Thousands flee New Delhi as the 21-day lockdown effectively puts workers living off daily earnings out of work.  After Prime Minister Modi announced the lockdown, construction projects, taxi services, housekeeping and other informal sector employment came to a sudden halt.



India’s most vulnerable fear dying not of the COVID-19 virus but rather of starvation and are fleeing the capital to return to their home towns and villages.



“Many migrant workers feel they have no choice but to walk home. They are walking along highways, along train tracks with no access to food, no access to basic sanitation,” said Al Jazeera’s Elizabeth Puranam.
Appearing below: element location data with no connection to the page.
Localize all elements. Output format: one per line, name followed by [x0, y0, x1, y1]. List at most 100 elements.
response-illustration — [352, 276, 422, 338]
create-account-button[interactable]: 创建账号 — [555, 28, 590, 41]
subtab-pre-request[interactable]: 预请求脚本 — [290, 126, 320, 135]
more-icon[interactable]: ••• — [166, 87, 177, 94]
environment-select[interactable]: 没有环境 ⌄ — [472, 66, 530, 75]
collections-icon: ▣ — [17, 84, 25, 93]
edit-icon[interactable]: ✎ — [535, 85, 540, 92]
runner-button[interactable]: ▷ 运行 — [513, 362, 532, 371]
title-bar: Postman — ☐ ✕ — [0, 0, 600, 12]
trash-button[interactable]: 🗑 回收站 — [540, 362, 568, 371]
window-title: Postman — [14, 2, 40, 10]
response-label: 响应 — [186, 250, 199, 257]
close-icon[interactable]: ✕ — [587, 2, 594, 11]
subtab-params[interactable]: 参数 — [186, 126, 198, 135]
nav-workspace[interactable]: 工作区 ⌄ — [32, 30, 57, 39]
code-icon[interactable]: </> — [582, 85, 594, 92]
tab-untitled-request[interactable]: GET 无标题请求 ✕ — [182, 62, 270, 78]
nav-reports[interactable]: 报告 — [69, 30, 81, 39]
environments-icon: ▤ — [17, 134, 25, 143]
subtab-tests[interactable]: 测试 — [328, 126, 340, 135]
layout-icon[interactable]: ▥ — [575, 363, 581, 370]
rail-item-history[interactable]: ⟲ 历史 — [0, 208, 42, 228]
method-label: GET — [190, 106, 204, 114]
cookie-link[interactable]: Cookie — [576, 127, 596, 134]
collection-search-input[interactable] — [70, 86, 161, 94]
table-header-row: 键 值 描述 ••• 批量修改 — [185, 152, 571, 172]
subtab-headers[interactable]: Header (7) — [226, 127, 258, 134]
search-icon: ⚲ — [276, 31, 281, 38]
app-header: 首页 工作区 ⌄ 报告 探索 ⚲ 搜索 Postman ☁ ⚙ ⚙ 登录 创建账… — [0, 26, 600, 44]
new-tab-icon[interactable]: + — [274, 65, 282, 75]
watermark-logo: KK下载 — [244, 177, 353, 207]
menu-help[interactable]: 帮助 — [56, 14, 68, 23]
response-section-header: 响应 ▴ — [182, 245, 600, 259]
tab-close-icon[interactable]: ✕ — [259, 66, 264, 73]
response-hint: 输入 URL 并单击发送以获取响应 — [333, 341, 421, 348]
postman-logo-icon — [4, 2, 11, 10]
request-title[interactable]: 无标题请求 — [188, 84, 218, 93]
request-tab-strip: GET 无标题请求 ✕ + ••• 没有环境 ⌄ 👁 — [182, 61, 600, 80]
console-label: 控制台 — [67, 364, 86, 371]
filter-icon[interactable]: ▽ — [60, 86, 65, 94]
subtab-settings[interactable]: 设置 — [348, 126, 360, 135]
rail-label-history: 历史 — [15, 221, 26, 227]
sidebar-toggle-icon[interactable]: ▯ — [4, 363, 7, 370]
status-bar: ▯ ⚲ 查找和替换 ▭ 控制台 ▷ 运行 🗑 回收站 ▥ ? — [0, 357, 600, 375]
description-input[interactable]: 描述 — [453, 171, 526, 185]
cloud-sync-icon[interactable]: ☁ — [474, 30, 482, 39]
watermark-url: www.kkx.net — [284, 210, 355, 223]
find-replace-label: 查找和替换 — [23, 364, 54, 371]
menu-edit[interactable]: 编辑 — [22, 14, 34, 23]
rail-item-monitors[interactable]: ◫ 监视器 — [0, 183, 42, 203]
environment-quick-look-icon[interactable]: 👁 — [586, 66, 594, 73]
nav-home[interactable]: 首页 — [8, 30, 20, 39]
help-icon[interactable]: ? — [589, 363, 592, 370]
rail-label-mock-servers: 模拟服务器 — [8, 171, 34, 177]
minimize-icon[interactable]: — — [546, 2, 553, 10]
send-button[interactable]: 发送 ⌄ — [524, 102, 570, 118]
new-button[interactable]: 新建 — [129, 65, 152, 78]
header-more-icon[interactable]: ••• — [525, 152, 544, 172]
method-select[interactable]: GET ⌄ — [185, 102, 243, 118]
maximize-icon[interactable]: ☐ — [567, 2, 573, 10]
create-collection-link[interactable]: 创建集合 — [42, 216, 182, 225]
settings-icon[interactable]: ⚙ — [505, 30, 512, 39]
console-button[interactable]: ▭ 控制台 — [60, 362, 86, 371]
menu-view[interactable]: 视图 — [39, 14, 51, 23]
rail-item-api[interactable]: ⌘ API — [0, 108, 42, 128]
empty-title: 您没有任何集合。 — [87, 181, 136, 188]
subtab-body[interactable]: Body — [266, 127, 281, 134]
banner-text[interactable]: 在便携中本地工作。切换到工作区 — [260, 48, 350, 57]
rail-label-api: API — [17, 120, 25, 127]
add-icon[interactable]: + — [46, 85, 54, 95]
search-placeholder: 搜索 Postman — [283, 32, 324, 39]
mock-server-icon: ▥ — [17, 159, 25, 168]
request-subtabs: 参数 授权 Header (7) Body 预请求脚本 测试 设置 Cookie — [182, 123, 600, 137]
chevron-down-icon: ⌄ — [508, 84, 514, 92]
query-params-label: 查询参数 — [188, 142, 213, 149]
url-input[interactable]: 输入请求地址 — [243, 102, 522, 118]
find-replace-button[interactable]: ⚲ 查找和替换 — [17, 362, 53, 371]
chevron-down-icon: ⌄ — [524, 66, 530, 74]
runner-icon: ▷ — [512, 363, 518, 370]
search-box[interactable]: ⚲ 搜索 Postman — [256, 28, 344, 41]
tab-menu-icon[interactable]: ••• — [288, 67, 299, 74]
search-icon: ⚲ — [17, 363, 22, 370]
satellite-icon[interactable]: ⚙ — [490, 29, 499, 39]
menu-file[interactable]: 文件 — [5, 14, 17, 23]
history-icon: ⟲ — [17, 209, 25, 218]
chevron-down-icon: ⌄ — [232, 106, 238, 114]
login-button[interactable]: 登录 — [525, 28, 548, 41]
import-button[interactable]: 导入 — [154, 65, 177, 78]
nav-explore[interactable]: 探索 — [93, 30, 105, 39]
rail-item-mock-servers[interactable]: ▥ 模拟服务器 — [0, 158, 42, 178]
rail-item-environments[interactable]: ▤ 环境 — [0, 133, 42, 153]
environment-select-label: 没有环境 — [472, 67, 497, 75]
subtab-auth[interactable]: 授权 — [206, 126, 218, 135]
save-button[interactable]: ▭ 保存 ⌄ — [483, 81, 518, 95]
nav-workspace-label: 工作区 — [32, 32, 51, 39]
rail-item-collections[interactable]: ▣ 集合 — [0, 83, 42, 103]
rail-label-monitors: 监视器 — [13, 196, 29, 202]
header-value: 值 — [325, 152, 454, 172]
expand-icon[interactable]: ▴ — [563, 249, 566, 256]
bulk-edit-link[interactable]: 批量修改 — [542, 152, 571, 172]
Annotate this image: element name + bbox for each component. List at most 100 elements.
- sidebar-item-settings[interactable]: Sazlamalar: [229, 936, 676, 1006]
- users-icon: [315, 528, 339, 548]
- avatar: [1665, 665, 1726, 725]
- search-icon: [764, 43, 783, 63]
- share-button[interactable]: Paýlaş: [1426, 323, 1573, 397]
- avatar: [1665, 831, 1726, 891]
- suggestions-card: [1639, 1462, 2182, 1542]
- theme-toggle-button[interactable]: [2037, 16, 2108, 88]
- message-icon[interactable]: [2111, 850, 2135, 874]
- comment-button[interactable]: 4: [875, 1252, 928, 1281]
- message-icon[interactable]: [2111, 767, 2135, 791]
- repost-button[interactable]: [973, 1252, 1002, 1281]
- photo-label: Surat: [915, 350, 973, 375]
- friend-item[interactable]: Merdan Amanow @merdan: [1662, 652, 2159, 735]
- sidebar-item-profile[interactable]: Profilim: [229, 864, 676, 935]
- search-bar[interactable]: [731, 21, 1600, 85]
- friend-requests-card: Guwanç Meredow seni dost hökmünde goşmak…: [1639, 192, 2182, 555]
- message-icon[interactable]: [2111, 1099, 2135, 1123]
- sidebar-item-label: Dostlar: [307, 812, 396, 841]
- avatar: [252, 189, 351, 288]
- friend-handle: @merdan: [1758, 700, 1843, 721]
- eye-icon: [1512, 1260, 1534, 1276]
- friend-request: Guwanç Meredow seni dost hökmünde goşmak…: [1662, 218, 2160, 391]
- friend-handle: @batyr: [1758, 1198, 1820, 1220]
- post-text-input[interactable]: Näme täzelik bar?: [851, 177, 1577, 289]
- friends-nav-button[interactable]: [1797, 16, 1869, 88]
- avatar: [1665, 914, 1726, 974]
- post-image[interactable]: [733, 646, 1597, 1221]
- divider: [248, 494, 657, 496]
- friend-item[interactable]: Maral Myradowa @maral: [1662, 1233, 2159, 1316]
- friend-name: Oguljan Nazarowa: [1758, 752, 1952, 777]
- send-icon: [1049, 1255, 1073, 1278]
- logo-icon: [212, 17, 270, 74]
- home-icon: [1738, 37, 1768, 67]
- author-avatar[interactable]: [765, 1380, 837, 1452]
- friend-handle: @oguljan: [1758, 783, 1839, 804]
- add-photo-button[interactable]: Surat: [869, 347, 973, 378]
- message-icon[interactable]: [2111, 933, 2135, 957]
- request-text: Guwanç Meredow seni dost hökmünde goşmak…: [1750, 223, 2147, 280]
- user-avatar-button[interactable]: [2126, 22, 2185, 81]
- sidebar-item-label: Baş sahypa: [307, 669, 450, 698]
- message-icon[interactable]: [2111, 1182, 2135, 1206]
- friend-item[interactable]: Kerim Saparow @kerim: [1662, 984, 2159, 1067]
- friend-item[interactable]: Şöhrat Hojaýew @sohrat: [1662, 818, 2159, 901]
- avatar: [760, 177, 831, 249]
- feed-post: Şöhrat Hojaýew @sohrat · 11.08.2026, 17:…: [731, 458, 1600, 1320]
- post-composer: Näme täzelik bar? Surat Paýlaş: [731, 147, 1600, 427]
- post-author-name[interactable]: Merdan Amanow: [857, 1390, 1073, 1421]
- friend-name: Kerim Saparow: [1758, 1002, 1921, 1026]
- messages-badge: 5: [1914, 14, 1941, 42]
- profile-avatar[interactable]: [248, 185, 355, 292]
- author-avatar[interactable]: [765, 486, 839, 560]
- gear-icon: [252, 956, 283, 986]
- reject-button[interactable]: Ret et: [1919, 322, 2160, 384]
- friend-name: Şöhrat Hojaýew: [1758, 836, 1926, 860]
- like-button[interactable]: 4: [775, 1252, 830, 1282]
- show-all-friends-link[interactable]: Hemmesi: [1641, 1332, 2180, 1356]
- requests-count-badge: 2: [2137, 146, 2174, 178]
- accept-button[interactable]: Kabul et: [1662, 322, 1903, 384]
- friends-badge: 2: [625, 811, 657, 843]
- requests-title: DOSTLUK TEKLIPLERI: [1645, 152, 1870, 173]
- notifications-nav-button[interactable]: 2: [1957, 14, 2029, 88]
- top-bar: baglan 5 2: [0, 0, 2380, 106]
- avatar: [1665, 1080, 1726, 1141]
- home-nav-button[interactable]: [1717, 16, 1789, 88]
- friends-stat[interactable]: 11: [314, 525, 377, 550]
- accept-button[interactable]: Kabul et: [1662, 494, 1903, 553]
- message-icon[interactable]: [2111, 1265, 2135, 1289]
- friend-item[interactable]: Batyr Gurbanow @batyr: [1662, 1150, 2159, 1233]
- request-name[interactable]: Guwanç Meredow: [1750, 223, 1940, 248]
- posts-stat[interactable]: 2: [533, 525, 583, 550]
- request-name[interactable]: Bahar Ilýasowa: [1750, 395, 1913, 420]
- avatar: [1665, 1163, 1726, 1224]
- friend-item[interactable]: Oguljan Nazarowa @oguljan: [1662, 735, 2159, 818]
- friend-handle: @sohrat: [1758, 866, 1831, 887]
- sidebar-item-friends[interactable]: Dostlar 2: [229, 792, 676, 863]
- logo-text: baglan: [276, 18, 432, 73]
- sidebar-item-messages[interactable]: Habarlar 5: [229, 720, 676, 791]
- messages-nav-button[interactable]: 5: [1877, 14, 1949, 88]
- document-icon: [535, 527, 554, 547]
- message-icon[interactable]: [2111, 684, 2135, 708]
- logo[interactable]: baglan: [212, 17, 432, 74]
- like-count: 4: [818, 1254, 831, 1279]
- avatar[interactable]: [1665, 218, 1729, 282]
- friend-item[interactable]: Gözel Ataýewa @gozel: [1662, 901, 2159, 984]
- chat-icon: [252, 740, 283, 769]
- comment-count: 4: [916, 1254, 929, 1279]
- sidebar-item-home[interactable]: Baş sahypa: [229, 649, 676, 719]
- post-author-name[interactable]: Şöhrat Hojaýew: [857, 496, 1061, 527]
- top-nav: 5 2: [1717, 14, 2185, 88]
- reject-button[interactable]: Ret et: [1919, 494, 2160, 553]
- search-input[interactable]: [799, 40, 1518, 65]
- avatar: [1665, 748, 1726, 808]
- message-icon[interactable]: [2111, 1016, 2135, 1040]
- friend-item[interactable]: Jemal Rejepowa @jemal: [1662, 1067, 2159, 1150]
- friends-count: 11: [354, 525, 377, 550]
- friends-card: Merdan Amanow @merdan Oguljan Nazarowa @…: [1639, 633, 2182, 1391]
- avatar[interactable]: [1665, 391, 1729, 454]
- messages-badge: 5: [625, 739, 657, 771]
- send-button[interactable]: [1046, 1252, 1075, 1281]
Ram Bhajan Nisar, a painter, his wife and two children – aged five and six – were part of a group of 15 who set off by foot from New Delhi to Gorakhpur, a village in Uttar Pradesh state on the border with Nepal some 650km (400 miles) away.

“How can we eat if we don’t earn?” Nisar asked, adding that his family had enough to make it four or five days without work, but not the full three weeks of the stay-at-home order.

Regional governments were advised  to set up tented accommodation along highways for migrant workers and establish relief camps in cities.Authorities sent a fleet of buses to the outskirts of New Delhi on Saturday to meet an exodus of migrant workers desperately trying to reach their native villages. Delhi’s homeless shelters are overflowing with people and the state government has decided to convert public schools into shelters from Sunday.



The government of Uttar Pradesh, which borders New Delhi, sent a fleet of public and private buses with room for 52,000 people to a highway overpass area on the Delhi border where thousands were stranded

Pandemic Profiteering

A frenetic international market in ventilators and medical supplies has gathered pace in recent weeks as governments scramble to purchase equipment.
Prices for equipment have been rocketing – often changing by the hour.
The equipment is usually made in China and is then purchased by middlemen who offer it on. An array of fixers and consultants are often involved along the supply chain and some are adding huge price mark-ups on equipment they say they can get hold of in the current crisis.
“There are going to be some multi-millionaires made,” said one person who works in this world.



The market price for one particular type of ventilator increased in a week from $27,000 (£21,700) to $96,000 (£77,100) – a sign of just how intense the demand is. 

It is thought there have been cases where offers have been made of equipment which turn out not to exist, or where multiple agents were offering the same items. There is also the concern that items might not meet the correct standards. Some testing kits purchased by countries, including Spain, have shown low levels of accuracy, making them unusable.
Middle Eastern and North African countries have been purchasing from the Middle East-based supplier and the US has been offering to buy up large amounts of stocks at a premium over what others will pay. An Eastern European country recently upped the stakes by offering cash in advance. Some of the companies and individuals involved in this trade operate in the arms and defence industry, acting as intermediaries between manufacturers and militaries, others are new arrivals seeking to leverage contacts in China or elsewhere.